The homes we acquired were long vacant so we have not yet had a chance to lease them back to a prior owner.

Four of our six homes have been occupied through our lease purchase program. Generally, they are families or individuals (who are currently renting) wanting to own a home but who don't have credit to get a first mortgage loan at this time.
Does ANDP only acquire properties when a family is lined up to move in to the home? If not, how do you ensure that vacant properties remain well-maintained?
We would love to have a potential buyer or lease purchase tenant lined up before we acquire a home, but this is difficult to do. We usually will not have that luxury for our NSP homes so we took the risk that we could lease or sell the home prior to property acquisition.

We do work on marketing throughout the acquisition and rehab period. Most of our homes were sold or leased within a few weeks after rehab was completed. We have one home that is just hard to move.

We have invested in neighborhoods which are reeling from foreclosure vacancies, but were stable before the foreclosure crisis hit. These neighborhoods are relatively safe and we have not seen much vandalism. We work to maintain the home inside, and importantly out, until a new resident moves in.
In the interview, you mention place-based subsidies that are used to provide long-term affordability in specific homes purchased through your pilot NSP. Can you provide some examples of these subsidy programs? Are there any other mechanisms you are using or have considered to control or prevent gentrification in these neighborhoods you are investing in?
The City of Atlanta has several place based soft second mortgage programs to provide affordability for the initial buyer.

We were prevented from FHA rules from directly providing (beyond the City's programs) a soft second for our Pre-NSP homes (we would have liked to keep our 20% equity in the home as a soft second).

The NSP program heavily relies on the use of soft seconds to promote affordability.
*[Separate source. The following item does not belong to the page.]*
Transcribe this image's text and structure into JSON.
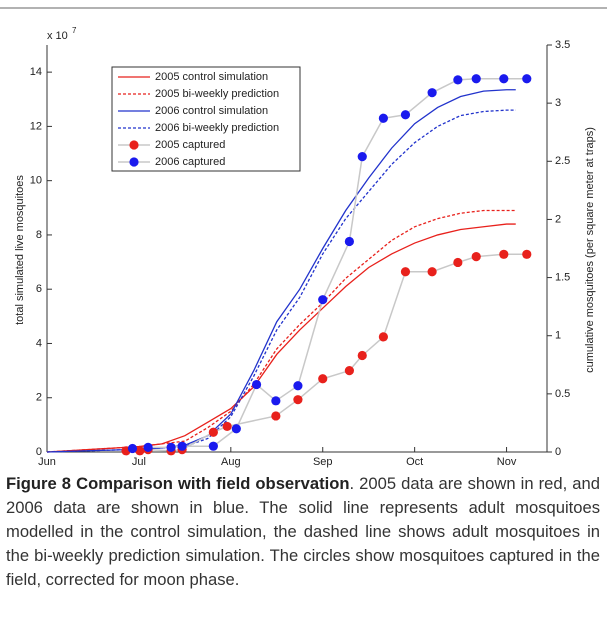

The best programs provide 20% or more in soft seconds which alleviate the need for private mortgage insurance.

These programs allow require that soft second be repaid (should the home later sell for profit). The proceeds of the repaid soft seconds form what is essentially a long term housing trust fund. The next low income purchaser will have access to mortgage assistance that will make a purchase affordable to them.

For the most part, home price is not the barrier to affordability now in metro Atlanta. The barrier is access to first mortgage capital.

As we recover from the economic downturn, it will make sense to develop solutions both at the system level (enough subsidy to write down cost wherever) and at the location (shared equity or other).